London bankers snapping up rare book on inflation

Discussion in 'Economics' started by MohdSalleh, Jul 26, 2010.

  1. The Death of Paper Money

    As they prepare for holiday reading in Tuscany, City bankers are buying up rare copies of an obscure book on the mechanics of Weimar inflation published in 1974.

    Ebay is offering a well-thumbed volume of "Dying of Money: Lessons of the Great German and American Inflations" at a starting bid of $699 (shipping free.. thanks a lot).

    The crucial passage comes in Chapter 17 entitled "Velocity". Each big inflation -- whether the early 1920s in Germany, or the Korean and Vietnam wars in the US -- starts with a passive expansion of the quantity money. This sits inert for a surprisingly long time. Asset prices may go up, but latent price inflation is disguised. The effect is much like lighter fuel on a camp fire before the match is struck.

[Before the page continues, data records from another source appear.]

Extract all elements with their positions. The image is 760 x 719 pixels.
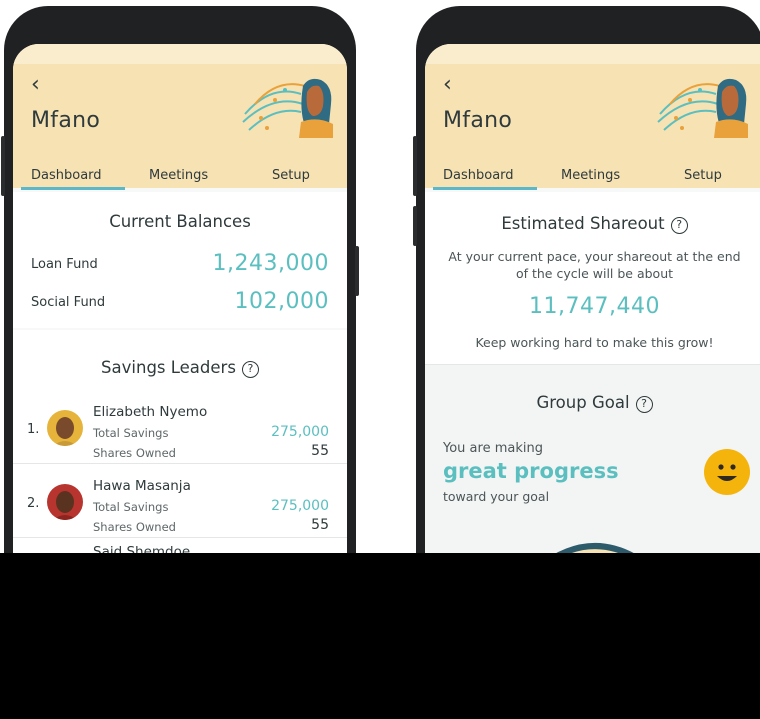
- tab-bar: Dashboard Meetings Setup: [425, 162, 760, 190]
- goal-section: Group Goal? You are making great progres…: [425, 364, 760, 566]
- leaders-heading-text: Savings Leaders: [101, 358, 236, 377]
- shareout-card: Estimated Shareout? At your current pace…: [425, 192, 760, 364]
- avatar: [47, 484, 83, 520]
- tab-dashboard[interactable]: Dashboard: [443, 168, 514, 183]
- tab-dashboard[interactable]: Dashboard: [31, 168, 102, 183]
- balances-heading: Current Balances: [109, 212, 251, 231]
- goal-intro: You are making: [443, 441, 543, 456]
- leader-name: Hawa Masanja: [93, 478, 191, 494]
- loan-fund-label: Loan Fund: [31, 257, 98, 272]
- total-savings-label: Total Savings: [93, 426, 169, 440]
- power-button: [355, 246, 359, 296]
- back-chevron-icon[interactable]: ‹: [31, 74, 40, 96]
- social-fund-value: 102,000: [234, 289, 329, 314]
- page-title: Mfano: [31, 108, 101, 133]
- tab-setup[interactable]: Setup: [684, 168, 722, 183]
- social-fund-label: Social Fund: [31, 295, 106, 310]
- header-illustration: [242, 78, 333, 138]
- leader-name: Elizabeth Nyemo: [93, 404, 208, 420]
- redaction-block: [0, 553, 760, 719]
- left-screen: ‹ Mfano Dashboard Meetings Setup Current…: [13, 44, 347, 566]
- shareout-heading-text: Estimated Shareout: [501, 214, 665, 233]
- avatar: [47, 410, 83, 446]
- goal-outro: toward your goal: [443, 489, 550, 504]
- shares-owned-value: 55: [311, 517, 329, 533]
- leaders-card: Savings Leaders? 1. Elizabeth Nyemo Tota…: [13, 330, 347, 566]
- help-circle-icon[interactable]: ?: [670, 217, 688, 234]
- volume-button: [413, 136, 417, 196]
- leaders-heading: Savings Leaders?: [13, 358, 347, 378]
- goal-highlight: great progress: [443, 459, 619, 483]
- shares-owned-label: Shares Owned: [93, 520, 176, 534]
- goal-heading-text: Group Goal: [536, 393, 630, 412]
- leader-rank: 1.: [27, 422, 40, 437]
- tab-setup[interactable]: Setup: [272, 168, 310, 183]
- back-chevron-icon[interactable]: ‹: [443, 74, 452, 96]
- shareout-heading: Estimated Shareout?: [425, 214, 760, 234]
- help-circle-icon[interactable]: ?: [241, 361, 259, 378]
- loan-fund-value: 1,243,000: [212, 251, 329, 276]
- page-title: Mfano: [443, 108, 513, 133]
- goal-heading: Group Goal?: [425, 393, 760, 413]
- shareout-value: 11,747,440: [529, 294, 660, 319]
- active-tab-indicator: [433, 187, 537, 190]
- total-savings-label: Total Savings: [93, 500, 169, 514]
- shares-owned-label: Shares Owned: [93, 446, 176, 460]
- shareout-encouragement: Keep working hard to make this grow!: [475, 335, 714, 350]
- balances-card: Current Balances Loan Fund 1,243,000 Soc…: [13, 192, 347, 328]
- shares-owned-value: 55: [311, 443, 329, 459]
- left-phone-frame: ‹ Mfano Dashboard Meetings Setup Current…: [1, 6, 359, 566]
- smiley-icon: [704, 449, 750, 495]
- tab-bar: Dashboard Meetings Setup: [13, 162, 347, 190]
- help-circle-icon[interactable]: ?: [635, 396, 653, 413]
- leader-row[interactable]: 1. Elizabeth Nyemo Total Savings 275,000…: [13, 392, 347, 464]
- volume-button: [1, 136, 5, 196]
- tab-meetings[interactable]: Meetings: [561, 168, 620, 183]
- total-savings-value: 275,000: [271, 424, 329, 440]
- leader-row[interactable]: 2. Hawa Masanja Total Savings 275,000 Sh…: [13, 466, 347, 538]
- active-tab-indicator: [21, 187, 125, 190]
- volume-button: [413, 206, 417, 246]
- total-savings-value: 275,000: [271, 498, 329, 514]
- shareout-description: At your current pace, your shareout at t…: [448, 249, 741, 281]
- right-phone-frame: ‹ Mfano Dashboard Meetings Setup Estimat…: [413, 6, 760, 566]
- tab-meetings[interactable]: Meetings: [149, 168, 208, 183]
- leader-rank: 2.: [27, 496, 40, 511]
- right-screen: ‹ Mfano Dashboard Meetings Setup Estimat…: [425, 44, 760, 566]
- header-illustration: [657, 78, 748, 138]
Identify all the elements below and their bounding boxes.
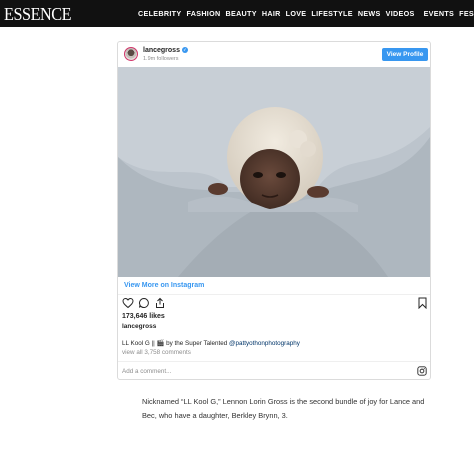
caption-emoji: 🎬: [156, 340, 165, 347]
post-actions-bar: [122, 297, 428, 311]
nav-link-beauty[interactable]: BEAUTY: [225, 9, 256, 18]
caption-mention-link[interactable]: @pattyothonphotography: [229, 340, 300, 347]
instagram-icon[interactable]: [417, 366, 427, 376]
nav-link-videos[interactable]: VIDEOS: [386, 9, 415, 18]
divider: [118, 294, 430, 295]
article-paragraph: Nicknamed “LL Kool G,” Lennon Lorin Gros…: [142, 397, 425, 420]
nav-link-news[interactable]: NEWS: [358, 9, 381, 18]
post-photo[interactable]: [118, 67, 430, 277]
bookmark-icon[interactable]: [417, 297, 428, 309]
view-all-comments-link[interactable]: view all 3,758 comments: [122, 349, 191, 356]
nav-link-lifestyle[interactable]: LIFESTYLE: [311, 9, 352, 18]
follower-count: 1.9m followers: [143, 56, 179, 62]
post-author[interactable]: lancegross: [122, 323, 156, 330]
comment-icon[interactable]: [138, 297, 150, 309]
heart-icon[interactable]: [122, 297, 134, 309]
view-profile-button[interactable]: View Profile: [382, 48, 428, 61]
nav-link-celebrity[interactable]: CELEBRITY: [138, 9, 181, 18]
share-icon[interactable]: [154, 297, 166, 309]
add-comment-input[interactable]: Add a comment...: [122, 368, 171, 375]
like-count[interactable]: 173,646 likes: [122, 313, 165, 320]
site-logo[interactable]: ESSENCE: [4, 4, 72, 25]
nav-link-fashion[interactable]: FASHION: [186, 9, 220, 18]
username-text[interactable]: lancegross: [143, 47, 180, 54]
avatar[interactable]: [124, 47, 138, 61]
nav-link-festival[interactable]: FESTIVAL: [459, 9, 474, 18]
top-navigation-bar: ESSENCE CELEBRITY FASHION BEAUTY HAIR LO…: [0, 0, 474, 27]
post-caption: LL Kool G || 🎬 by the Super Talented @pa…: [122, 339, 300, 347]
instagram-embed-card: lancegross✓ 1.9m followers View Profile: [117, 41, 431, 380]
nav-link-hair[interactable]: HAIR: [262, 9, 281, 18]
nav-link-events[interactable]: EVENTS: [424, 9, 455, 18]
caption-middle: by the Super Talented: [166, 340, 228, 347]
view-more-on-instagram-link[interactable]: View More on Instagram: [124, 282, 204, 289]
divider: [118, 361, 430, 362]
baby-photo-illustration: [118, 67, 430, 277]
verified-badge-icon: ✓: [181, 47, 188, 54]
profile-username[interactable]: lancegross ✓: [143, 47, 188, 54]
caption-prefix: LL Kool G ||: [122, 340, 155, 347]
nav-links: CELEBRITY FASHION BEAUTY HAIR LOVE LIFES…: [138, 9, 474, 18]
nav-link-love[interactable]: LOVE: [286, 9, 307, 18]
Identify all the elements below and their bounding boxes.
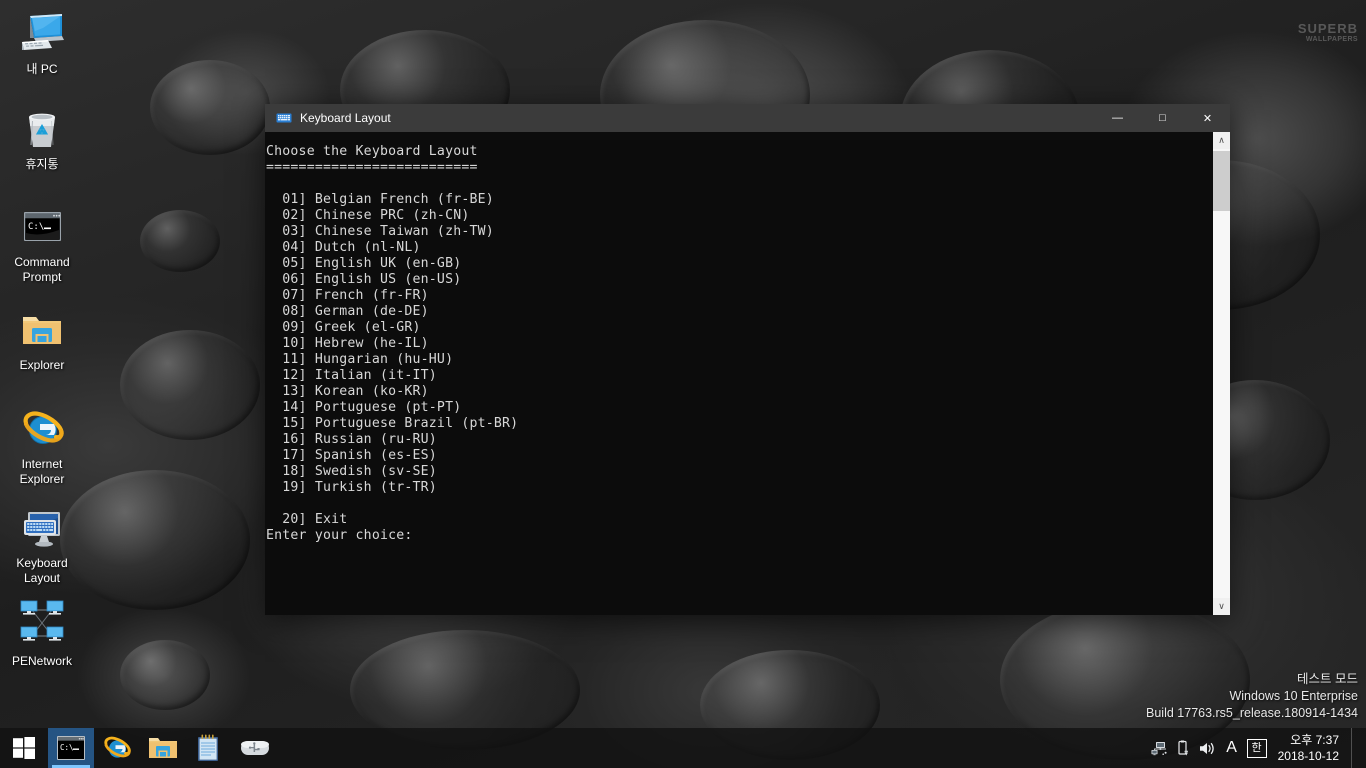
- keyboard-monitor-icon: [18, 504, 66, 552]
- scrollbar-thumb[interactable]: [1213, 151, 1230, 211]
- scrollbar-up-arrow[interactable]: ∧: [1213, 132, 1230, 149]
- scrollbar-down-arrow[interactable]: ∨: [1213, 598, 1230, 615]
- maximize-button[interactable]: □: [1140, 104, 1185, 132]
- test-mode-line-3: Build 17763.rs5_release.180914-1434: [1146, 706, 1358, 720]
- recycle-bin-icon: [18, 105, 66, 153]
- desktop-icon-label: Internet Explorer: [19, 457, 65, 486]
- minimize-button[interactable]: —: [1095, 104, 1140, 132]
- usb-drive-icon: [241, 741, 269, 755]
- scrollbar-track[interactable]: [1213, 149, 1230, 598]
- keyboard-icon: [276, 110, 292, 126]
- volume-icon[interactable]: [1196, 728, 1220, 768]
- taskbar-command-prompt[interactable]: C:\: [48, 728, 94, 768]
- desktop-icon-label: PENetwork: [11, 654, 73, 668]
- desktop-icon-penetwork[interactable]: PENetwork: [0, 598, 84, 669]
- close-button[interactable]: ✕: [1185, 104, 1230, 132]
- start-button[interactable]: [0, 728, 48, 768]
- network-icon[interactable]: [1148, 728, 1172, 768]
- desktop-icon-command-prompt[interactable]: C:\ Command Prompt: [0, 203, 84, 285]
- window-controls: — □ ✕: [1095, 104, 1230, 132]
- usb-eject-icon[interactable]: [1172, 728, 1196, 768]
- internet-explorer-icon: [18, 405, 66, 453]
- wallpaper-watermark: SUPERB WALLPAPERS: [1298, 22, 1358, 43]
- notepad-icon: [198, 734, 218, 761]
- test-mode-watermark: 테스트 모드 Windows 10 Enterprise Build 17763…: [1146, 671, 1358, 722]
- taskbar-clock[interactable]: 오후 7:37 2018-10-12: [1270, 728, 1351, 768]
- test-mode-line-2: Windows 10 Enterprise: [1229, 689, 1358, 703]
- internet-explorer-icon: [104, 736, 131, 758]
- ime-mode-indicator[interactable]: 한: [1244, 728, 1270, 768]
- desktop-icon-label: 내 PC: [26, 62, 58, 76]
- taskbar[interactable]: C:\ A 한 오후 7:37 2018-10-12: [0, 728, 1366, 768]
- desktop-icon-label: Explorer: [19, 358, 65, 372]
- keyboard-layout-window[interactable]: Keyboard Layout — □ ✕ Choose the Keyboar…: [265, 104, 1230, 615]
- taskbar-usb-drive[interactable]: [232, 728, 278, 768]
- command-prompt-icon: C:\: [18, 203, 66, 251]
- windows-logo-icon: [13, 737, 35, 759]
- taskbar-file-explorer[interactable]: [140, 728, 186, 768]
- watermark-line-2: WALLPAPERS: [1305, 36, 1358, 43]
- my-computer-icon: [18, 10, 66, 58]
- command-prompt-icon: C:\: [57, 736, 85, 760]
- ime-badge-label: 한: [1246, 738, 1267, 758]
- desktop-icon-label: Keyboard Layout: [16, 556, 68, 585]
- console-body[interactable]: Choose the Keyboard Layout =============…: [265, 132, 1230, 615]
- show-desktop-button[interactable]: [1351, 728, 1360, 768]
- desktop-icon-keyboard-layout[interactable]: Keyboard Layout: [0, 504, 84, 586]
- console-scrollbar[interactable]: ∧ ∨: [1212, 132, 1230, 615]
- folder-icon: [149, 738, 177, 758]
- clock-time: 오후 7:37: [1290, 733, 1339, 747]
- clock-date: 2018-10-12: [1277, 749, 1339, 763]
- svg-text:C:\: C:\: [60, 743, 74, 752]
- window-title-bar[interactable]: Keyboard Layout — □ ✕: [265, 104, 1230, 132]
- watermark-line-1: SUPERB: [1297, 21, 1358, 36]
- desktop[interactable]: SUPERB WALLPAPERS 내 PC 휴지통 C:\ Command P…: [0, 0, 1366, 768]
- network-icon: [18, 598, 66, 650]
- window-title: Keyboard Layout: [300, 111, 391, 125]
- test-mode-line-1: 테스트 모드: [1297, 672, 1358, 686]
- desktop-icon-internet-explorer[interactable]: Internet Explorer: [0, 405, 84, 487]
- folder-icon: [18, 306, 66, 354]
- desktop-icon-label: 휴지통: [25, 157, 59, 171]
- system-tray[interactable]: A 한 오후 7:37 2018-10-12: [1148, 728, 1366, 768]
- desktop-icon-label: Command Prompt: [14, 255, 70, 284]
- desktop-icon-recycle-bin[interactable]: 휴지통: [0, 105, 84, 172]
- taskbar-notepad[interactable]: [186, 728, 232, 768]
- language-indicator[interactable]: A: [1220, 728, 1244, 768]
- taskbar-internet-explorer[interactable]: [94, 728, 140, 768]
- console-output[interactable]: Choose the Keyboard Layout =============…: [265, 132, 1212, 615]
- desktop-icon-my-pc[interactable]: 내 PC: [0, 10, 84, 77]
- svg-text:C:\: C:\: [28, 222, 44, 232]
- desktop-icon-explorer[interactable]: Explorer: [0, 306, 84, 373]
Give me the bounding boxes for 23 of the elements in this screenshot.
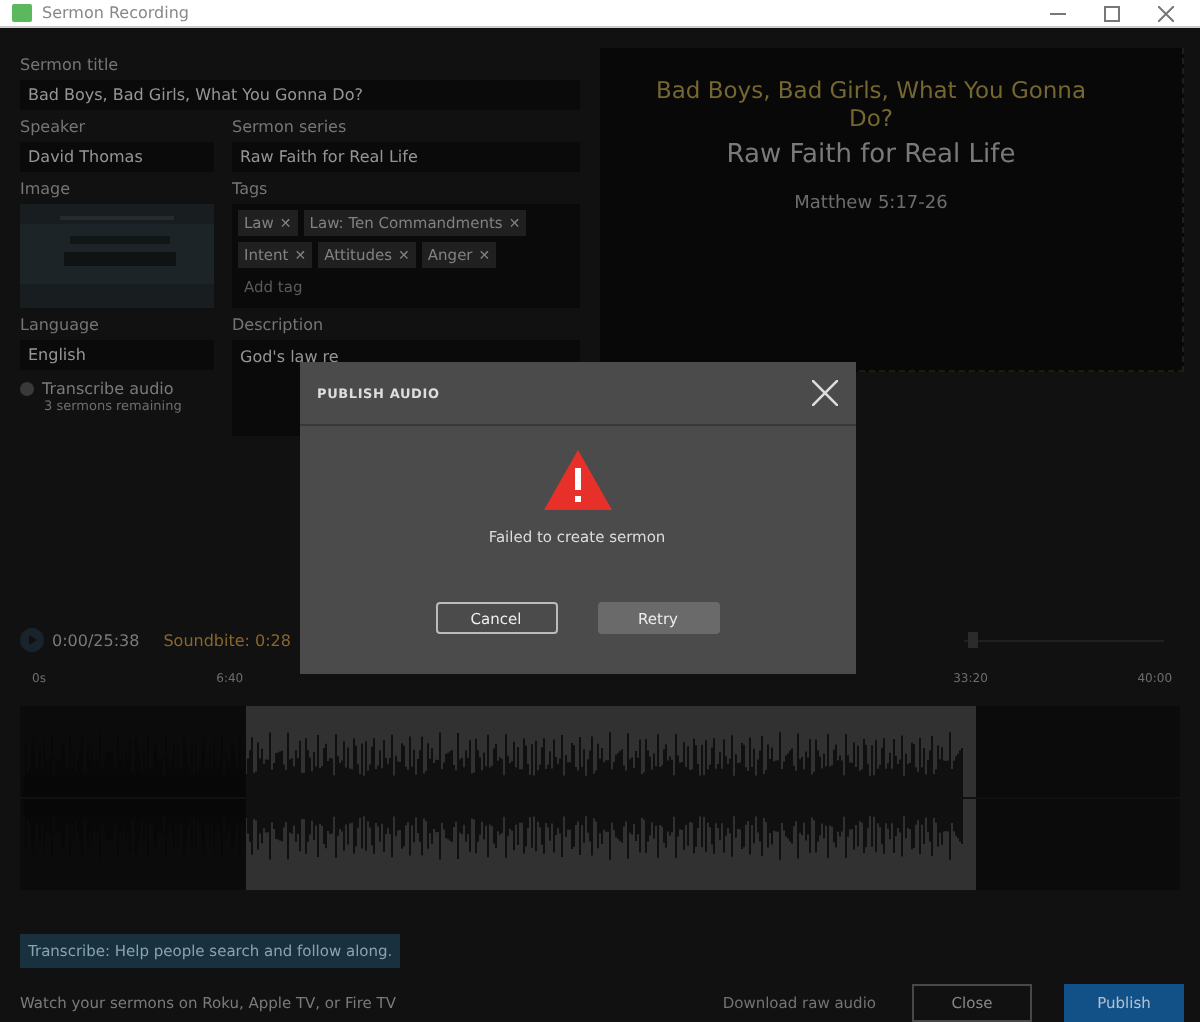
window-title: Sermon Recording <box>42 4 191 22</box>
slider-thumb[interactable] <box>968 631 978 647</box>
preview-title: Bad Boys, Bad Girls, What You Gonna Do? <box>653 76 1089 132</box>
field-label: Image <box>20 180 73 198</box>
close-icon[interactable] <box>811 380 837 406</box>
soundbite-time: Soundbite: 0:28 <box>163 631 293 649</box>
transcribe-checkbox[interactable] <box>20 382 34 396</box>
speaker-field[interactable]: David Thomas <box>20 142 214 172</box>
playback-time: 0:00/25:38 <box>52 631 140 649</box>
warning-icon <box>543 450 611 510</box>
field-label: Speaker <box>20 118 88 136</box>
field-label: Tags <box>232 180 270 198</box>
field-label: Sermon series <box>232 118 349 136</box>
series-field[interactable]: Raw Faith for Real Life <box>232 142 580 172</box>
preview-passage: Matthew 5:17-26 <box>794 194 948 214</box>
language-select[interactable]: English <box>20 340 214 370</box>
app-icon <box>12 4 32 22</box>
preview-series: Raw Faith for Real Life <box>726 140 1016 170</box>
title-field[interactable]: Bad Boys, Bad Girls, What You Gonna Do? <box>20 80 580 110</box>
field-label: Language <box>20 316 101 334</box>
field-label: Sermon title <box>20 56 121 74</box>
checkbox-label: Transcribe audio <box>42 380 174 398</box>
field-label: Description <box>232 316 326 334</box>
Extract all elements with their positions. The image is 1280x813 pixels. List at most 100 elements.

    People’s willingness to hold money can change suddenly for a "psychological and spontaneous reason" , causing a spike in the velocity of money. It can occur at lightning speed, over a few weeks. The shift invariably catches economists by surprise. They wait too long to drain the excess money.

    "Velocity took an almost right-angle turn upward in the summer of 1922," said Mr O Parsson. Reichsbank officials were baffled. They could not fathom why the German people had started to behave differently almost two years after the bank had already boosted the money supply. He contends that public patience snapped abruptly once people lost trust and began to "smell a government rat".

    Some might smile at the Bank of England "surprise" at the recent the jump in Brtiish inflation. Across the Atlantic, Fed critics say the rise in the US monetary base from $871bn to $2,024bn in just two years is an incendiary pyre that will ignite as soon as US money velocity returns to normal.

    Weimar part II in america?
  2. from the same article:

    As it happens, another book from the 1970s entitled "When Money Dies: the Nightmare of The Weimar Hyper-Inflation" has just been reprinted. Written by former Tory MEP Adam Fergusson -- endorsed by Warren Buffett as a must-read -- it is a vivid account drawn from the diaries of those who lived through the turmoil in Germany, Austria, and Hungary as the empires were broken up.

    Near civil war between town and country was a pervasive feature of this break-down in social order. Large mobs of half-starved and vindictive townsmen descended on villages to seize food from farmers accused of hoarding. The diary of one young woman described the scene at her cousin’s farm.

    "In the cart I saw three slaughtered pigs. The cowshed was drenched in blood. One cow had been slaughtered where it stood and the meat torn from its bones. The monsters had slit the udder of the finest milch cow, so that she had to be put out of her misery immediately. In the granary, a rag soaked with petrol was still smouldering to show what these beasts had intended," she wrote.

    There is a harrowing moment when each middle-class families first starts to undertand that its gilt-edged securities and War Loan will never recover. Irreversible ruin lies ahead. Elderly couples gassed themselves in their apartments.

    Corruption became rampant. People were stripped of their coat and shoes at knife-point on the street. The winners were those who -- by luck or design -- had borrowed heavily from banks to buy hard assets, or industrial conglomerates that had issued debentures.

    :eek: :eek: :eek:
  3. Isn't what will happen if inflation kicks in obvious? Serious. Show me the best way to track money velocity and I will pay attention. We currently have deflation.
  4. funny. how many of them are losing sleep at night while watching their inflation trades puke over and over again.
  5. Bob111


    not going to happen because of this sentence above. then the banks(who rule the country,as we all know) will be the one's,who going to get f**d. simply because most of US folks are up to the hilt in debt.
  6. zdreg


    cool. thanks.
  7. dtan1e


    Is that what people r doing buying assets to get rid of US dollars?
  8. trendy


  9. That's nuthin'. We ran out of beer once when I was in college.